The scraps of paper that fueled one of the biggest political firestorms in U.S. history were carefully cataloged and made part of the permanent archives of the University of Texas at Austin.
Washington Post reporters Bob Woodward and Carl Bernstein pieced the Watergate story together, bit by bit.
"It's a pretty complete portrait of what happened to us during that two years," says Woodward.
One actual page from Woodward's notebook shows the beginning, noting "five men arrested at Democratic National Headquarters." As later dramatized in a movie, he scribbled those notes when the Watergate burglars were brought into court.
The archives reveal how much the two reporters relied on sources in President Nixon's own party.
"The Republican Party came together, recognized what this president had done, and was really responsible for him leaving office," says Bernstein.
After Nixon resigned, one of his lawyers, Fred Buzhardt, helped them reconstruct what ultimately led the president to step down. And former Sen. Barry Goldwater told them he began to think that Nixon was "off his head."

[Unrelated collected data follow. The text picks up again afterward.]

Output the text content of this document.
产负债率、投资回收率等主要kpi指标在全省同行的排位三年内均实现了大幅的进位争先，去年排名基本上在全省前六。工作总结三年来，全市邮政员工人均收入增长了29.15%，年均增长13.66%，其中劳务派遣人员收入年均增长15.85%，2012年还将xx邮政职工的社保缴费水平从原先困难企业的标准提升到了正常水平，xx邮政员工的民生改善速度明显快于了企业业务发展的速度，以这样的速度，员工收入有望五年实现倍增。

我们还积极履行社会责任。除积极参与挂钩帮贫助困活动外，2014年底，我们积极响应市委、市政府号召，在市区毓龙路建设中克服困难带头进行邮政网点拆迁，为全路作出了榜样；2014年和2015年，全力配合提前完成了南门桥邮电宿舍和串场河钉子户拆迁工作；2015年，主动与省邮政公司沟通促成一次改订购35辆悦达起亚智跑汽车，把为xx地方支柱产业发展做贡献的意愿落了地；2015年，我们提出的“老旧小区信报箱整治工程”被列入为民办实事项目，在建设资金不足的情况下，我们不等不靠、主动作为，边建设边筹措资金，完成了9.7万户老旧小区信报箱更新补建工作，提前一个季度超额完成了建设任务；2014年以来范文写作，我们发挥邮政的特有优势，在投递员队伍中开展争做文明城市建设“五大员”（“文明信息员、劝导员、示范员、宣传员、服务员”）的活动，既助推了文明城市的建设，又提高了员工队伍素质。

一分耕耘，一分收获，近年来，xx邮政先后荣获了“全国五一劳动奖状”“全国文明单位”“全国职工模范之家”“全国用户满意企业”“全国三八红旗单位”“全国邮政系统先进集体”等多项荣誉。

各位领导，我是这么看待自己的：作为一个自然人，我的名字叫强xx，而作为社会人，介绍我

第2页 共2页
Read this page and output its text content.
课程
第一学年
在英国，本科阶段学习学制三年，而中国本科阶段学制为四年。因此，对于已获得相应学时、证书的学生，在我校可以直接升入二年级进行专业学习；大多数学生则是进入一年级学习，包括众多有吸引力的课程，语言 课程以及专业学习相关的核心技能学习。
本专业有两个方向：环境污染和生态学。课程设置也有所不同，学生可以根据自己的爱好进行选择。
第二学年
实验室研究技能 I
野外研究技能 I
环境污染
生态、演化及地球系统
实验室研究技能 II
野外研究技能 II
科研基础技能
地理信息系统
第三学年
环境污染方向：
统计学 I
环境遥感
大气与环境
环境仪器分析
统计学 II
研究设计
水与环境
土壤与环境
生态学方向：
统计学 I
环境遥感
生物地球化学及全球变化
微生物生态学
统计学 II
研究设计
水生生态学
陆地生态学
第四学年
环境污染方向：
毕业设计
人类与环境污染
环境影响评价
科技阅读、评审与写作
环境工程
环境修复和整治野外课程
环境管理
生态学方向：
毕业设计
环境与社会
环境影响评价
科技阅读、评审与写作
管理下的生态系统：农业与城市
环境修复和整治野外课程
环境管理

But nothing in what's been made public so far reveals the identity of their mystery source, nicknamed "Deep Throat."
Even so, investigative reporting students and their professor drove from Illinois to be first in line to look for clues.
"We would like to explain, I think, not only who Deep Throat is, but what Deep Throat's role was in Watergate," says professor William Gaines from the University of Illinois Urbana-Champaign.
Though already extensive, the Watergate archives will continue to grow, as sources, including Deep Throat, die, freeing Woodward and Bernstein to reveal yet more secrets.